Der BGH äußerte aber auch, dass für den Rechtsanwalt eines Geschädigten (Mandant) die Inanspruchnahme mehrerer Schädiger (Gegner) eine einzige Angelegenheit sein könne. Dies komme insbesondere dann in Betracht, wenn den Schädigern (Gegner) eine gleichgerichtete Verletzungshandlung vorzuwerfen sei und demgemäß die erforderlichen Abmahnungen einen identischen oder zumindest weitgehend identischen Inhalt haben sollen.

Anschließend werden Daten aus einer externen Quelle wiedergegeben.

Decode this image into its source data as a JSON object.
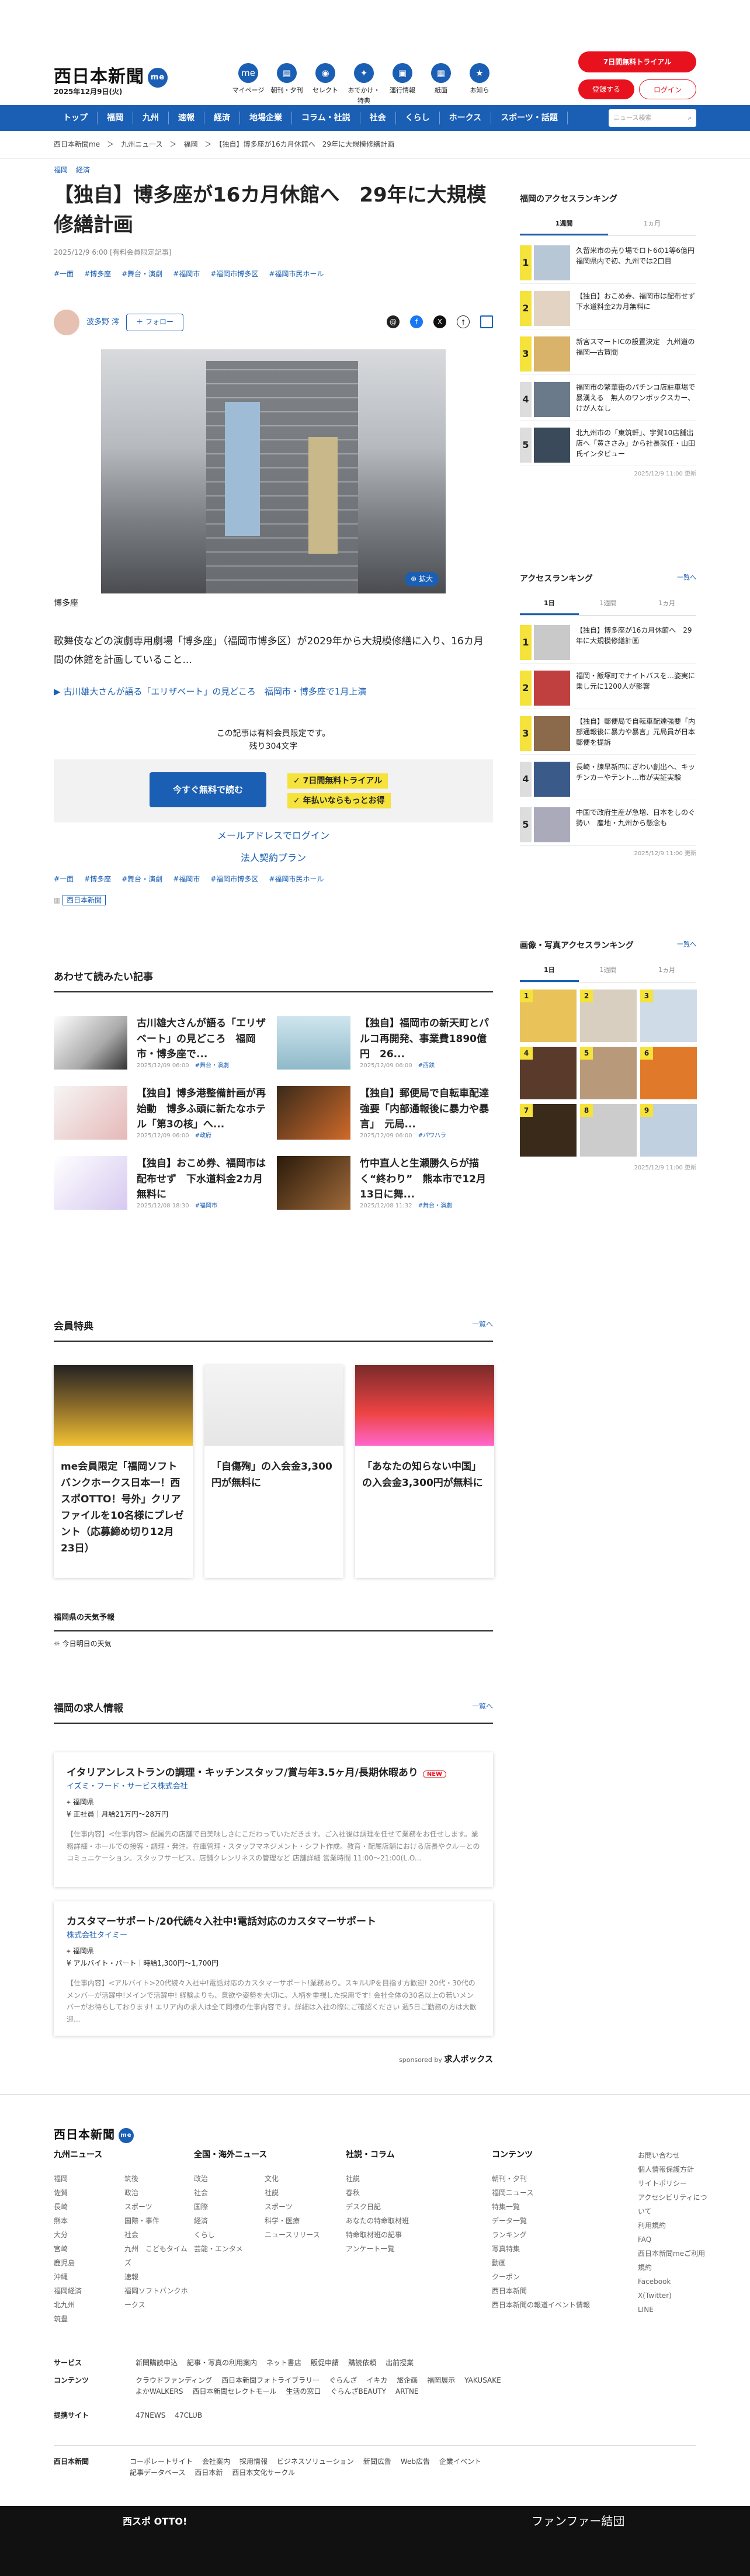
{
  "header": {
    "logo": "西日本新聞",
    "me": "me",
    "date": "2025年12月9日(火)",
    "nav": [
      {
        "label": "マイページ",
        "icon": "person-icon"
      },
      {
        "label": "朝刊・夕刊",
        "icon": "paper-icon"
      },
      {
        "label": "セレクト",
        "icon": "select-icon"
      },
      {
        "label": "おでかけ・特典",
        "icon": "ticket-icon"
      },
      {
        "label": "運行情報",
        "icon": "train-icon"
      },
      {
        "label": "紙面",
        "icon": "newspaper-icon"
      },
      {
        "label": "お知ら",
        "icon": "police-icon"
      }
    ],
    "trial": "7日間無料トライアル",
    "register": "登録する",
    "login": "ログイン"
  },
  "gnav": {
    "items": [
      "トップ",
      "福岡",
      "九州",
      "速報",
      "経済",
      "地場企業",
      "コラム・社説",
      "社会",
      "くらし",
      "ホークス",
      "スポーツ・話題"
    ],
    "search": "ニュース検索"
  },
  "breadcrumb": "西日本新聞me　＞　九州ニュース　＞　福岡　＞　【独自】博多座が16カ月休館へ　29年に大規模修繕計画",
  "article": {
    "categories": [
      "福岡",
      "経済"
    ],
    "title": "【独自】博多座が16カ月休館へ　29年に大規模修繕計画",
    "meta": "2025/12/9 6:00 [有料会員限定記事]",
    "tags": [
      "#一面",
      "#博多座",
      "#舞台・演劇",
      "#福岡市",
      "#福岡市博多区",
      "#福岡市民ホール"
    ],
    "author": "波多野 澪",
    "follow": "＋ フォロー",
    "zoom": "拡大",
    "caption": "博多座",
    "lede": "歌舞伎などの演劇専用劇場「博多座」（福岡市博多区）が2029年から大規模修繕に入り、16カ月間の休館を計画していること...",
    "related": "古川雄大さんが語る「エリザベート」の見どころ　福岡市・博多座で1月上演",
    "paywall_note": "この記事は有料会員限定です。",
    "remaining": "残り304文字",
    "cta": "今すぐ無料で読む",
    "check1": "7日間無料トライアル",
    "check2": "年払いならもっとお得",
    "mail_login": "メールアドレスでログイン",
    "corp": "法人契約プラン",
    "badge": "西日本新聞"
  },
  "recommend": {
    "title": "あわせて読みたい記事",
    "items": [
      {
        "title": "古川雄大さんが語る「エリザベート」の見どころ　福岡市・博多座で...",
        "date": "2025/12/09 06:00",
        "cat": "#舞台・演劇"
      },
      {
        "title": "【独自】福岡市の新天町とパルコ再開発、事業費1890億円　26...",
        "date": "2025/12/09 06:00",
        "cat": "#西鉄"
      },
      {
        "title": "【独自】博多港整備計画が再始動　博多ふ頭に新たなホテル「第3の核」へ...",
        "date": "2025/12/09 06:00",
        "cat": "#政府"
      },
      {
        "title": "【独自】郵便局で自転車配達強要「内部通報後に暴力や暴言」　元局...",
        "date": "2025/12/09 06:00",
        "cat": "#パワハラ"
      },
      {
        "title": "【独自】おこめ券、福岡市は配布せず　下水道料金2カ月無料に",
        "date": "2025/12/08 18:30",
        "cat": "#福岡市"
      },
      {
        "title": "竹中直人と生瀬勝久らが描く“終わり”　熊本市で12月13日に舞...",
        "date": "2025/12/08 11:32",
        "cat": "#舞台・演劇"
      }
    ]
  },
  "perks": {
    "title": "会員特典",
    "more": "一覧へ",
    "items": [
      "me会員限定「福岡ソフトバンクホークス日本一！西スポOTTO！号外」クリアファイルを10名様にプレゼント（応募締め切り12月23日）",
      "「自傷殉」の入会金3,300円が無料に",
      "「あなたの知らない中国」の入会金3,300円が無料に"
    ]
  },
  "weather": {
    "title": "福岡県の天気予報",
    "today": "今日明日の天気"
  },
  "jobs": {
    "title": "福岡の求人情報",
    "more": "一覧へ",
    "items": [
      {
        "title": "イタリアンレストランの調理・キッチンスタッフ/賞与年3.5ヶ月/長期休暇あり",
        "new": "NEW",
        "company": "イズミ・フード・サービス株式会社",
        "place": "福岡県",
        "pay": "正社員｜月給21万円〜28万円",
        "desc": "【仕事内容】<仕事内容> 配属先の店舗で自美味しさにこだわっていただきます。ご入社後は調理を任せて業務をお任せします。業務詳細・ホールでの接客・調理・発注。在庫管理・スタッフマネジメント・シフト作成。教育・配属店舗における店長やクルーとのコミュニケーション。スタッフサービス、店舗クレンリネスの管理など 店舗詳細 営業時間 11:00〜21:00(L.O..."
      },
      {
        "title": "カスタマーサポート/20代続々入社中!電話対応のカスタマーサポート",
        "new": "",
        "company": "株式会社タイミー",
        "place": "福岡県",
        "pay": "アルバイト・パート｜時給1,300円〜1,700円",
        "desc": "【仕事内容】<アルバイト>20代続々入社中!電話対応のカスタマーサポート!業務あり。スキルUPを目指す方歓迎! 20代・30代のメンバーが活躍中!メインで活躍中! 経験よりも、意欲や姿勢を大切に。人柄を重視した採用です! 会社全体の30名以上の若いメンバーがお待ちしております! エリア内の求人は全て同様の仕事内容です。詳細は入社の際にご確認ください 週5日ご勤務の方は大歓迎..."
      }
    ],
    "sponsor": "sponsored by",
    "sponsor_brand": "求人ボックス"
  },
  "sidebar": {
    "ranking_title": "福岡のアクセスランキング",
    "tabs1": [
      "1週間",
      "1ヵ月"
    ],
    "ranking1": [
      "久留米市の売り場でロト6の1等6億円　福岡県内で初、九州では2口目",
      "【独自】おこめ券、福岡市は配布せず　下水道料金2カ月無料に",
      "新宮スマートICの設置決定　九州道の福岡―古賀間",
      "福岡市の繁華街のパチンコ店駐車場で暴漢える　無人のワンボックスカー、けが人なし",
      "北九州市の「東筑軒」、宇賀10店舗出店へ「黄ささみ」から社長就任・山田氏インタビュー"
    ],
    "upd1": "2025/12/9 11:00 更新",
    "access_title": "アクセスランキング",
    "access_more": "一覧へ",
    "tabs2": [
      "1日",
      "1週間",
      "1ヵ月"
    ],
    "ranking2": [
      "【独自】博多座が16カ月休館へ　29年に大規模修繕計画",
      "福岡・飯塚町でナイトバスを…姿実に乗し元に1200人が影響",
      "【独自】郵便局で自転車配達強要「内部通報後に暴力や暴言」元局員が日本郵便を提訴",
      "長崎・諫早新四にぎわい創出へ、キッチンカーやテント…市が実証実験",
      "中国で政府生産が急増、日本をしのぐ勢い　産地・九州から懸念も"
    ],
    "upd2": "2025/12/9 11:00 更新",
    "photo_title": "画像・写真アクセスランキング",
    "photo_more": "一覧へ",
    "tabs3": [
      "1日",
      "1週間",
      "1ヵ月"
    ],
    "upd3": "2025/12/9 11:00 更新"
  },
  "footer": {
    "logo": "西日本新聞",
    "me": "me",
    "cols": [
      {
        "h": "九州ニュース",
        "items": [
          "福岡",
          "佐賀",
          "長崎",
          "熊本",
          "大分",
          "宮崎",
          "鹿児島",
          "沖縄",
          "福岡経済",
          "北九州",
          "筑豊",
          "筑後",
          "政治",
          "スポーツ",
          "国際・事件",
          "社会",
          "九州　こどもタイムズ",
          "速報",
          "福岡ソフトバンクホークス"
        ]
      },
      {
        "h": "全国・海外ニュース",
        "items": [
          "政治",
          "社会",
          "国際",
          "経済",
          "くらし",
          "芸能・エンタメ",
          "文化",
          "社説",
          "スポーツ",
          "科学・医療",
          "ニュースリリース"
        ]
      },
      {
        "h": "社説・コラム",
        "items": [
          "社説",
          "春秋",
          "デスク日記",
          "あなたの特命取材班",
          "特命取材班の記事",
          "アンケート一覧"
        ]
      },
      {
        "h": "コンテンツ",
        "items": [
          "朝刊・夕刊",
          "福岡ニュース",
          "特集一覧",
          "データ一覧",
          "ランキング",
          "写真特集",
          "動画",
          "クーポン",
          "西日本新聞",
          "西日本新聞の報道イベント情報"
        ]
      },
      {
        "h": "",
        "items": [
          "お問い合わせ",
          "個人情報保護方針",
          "サイトポリシー",
          "アクセシビリティについて",
          "利用規約",
          "FAQ",
          "西日本新聞meご利用規約",
          "Facebook",
          "X(Twitter)",
          "LINE"
        ]
      }
    ],
    "services": {
      "h": "サービス",
      "items": [
        "新聞購読申込",
        "記事・写真の利用案内",
        "ネット書店",
        "販促申請",
        "購読依頼",
        "出前授業"
      ]
    },
    "contents": {
      "h": "コンテンツ",
      "items": [
        "クラウドファンディング",
        "西日本新聞フォトライブラリー",
        "ぐらんざ",
        "イキカ",
        "旅企画",
        "福岡展示",
        "YAKUSAKE",
        "よかWALKERS",
        "西日本新聞セレクトモール",
        "生活の窓口",
        "ぐらんざBEAUTY",
        "ARTNE"
      ]
    },
    "affil": {
      "h": "提携サイト",
      "items": [
        "47NEWS",
        "47CLUB"
      ]
    },
    "bottom": {
      "logo": "西日本新聞",
      "items": [
        "コーポレートサイト",
        "会社案内",
        "採用情報",
        "ビジネスソリューション",
        "新聞広告",
        "Web広告",
        "企業イベント",
        "記事データベース",
        "西日本新",
        "西日本文化サークル"
      ]
    },
    "banner": "西スポ OTTO!",
    "banner2": "ファンファー結団"
  }
}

Dem LG Halle ist darin zuzustimmen, dass aus der zuletzt aufgeführten Ansicht des BGH aber nicht folgt, dass bei der Rechtsverteidigung gegen urheberrechtliche Abmahnungen verschiedener Urheberrechtsinhaber wegen unterschiedlicher Verletzungshandlungen nur von einer einzigen gebührenrechtlichen Angelegenheit auszugehen ist. Denn bei den Abmahnungen der Urheberrechtsinhaber (Gegner) handelt es sich nicht um eine gleichgerichtete, sondern lediglich um eine gleichartige Handlung. So beziehen sich die Abmahnungen der Urheberrechtsinhaber (Gegner) auf verschiedene und nicht nur eine einzige Urheberrechtsverletzung des rechtsuchenden Mandanten.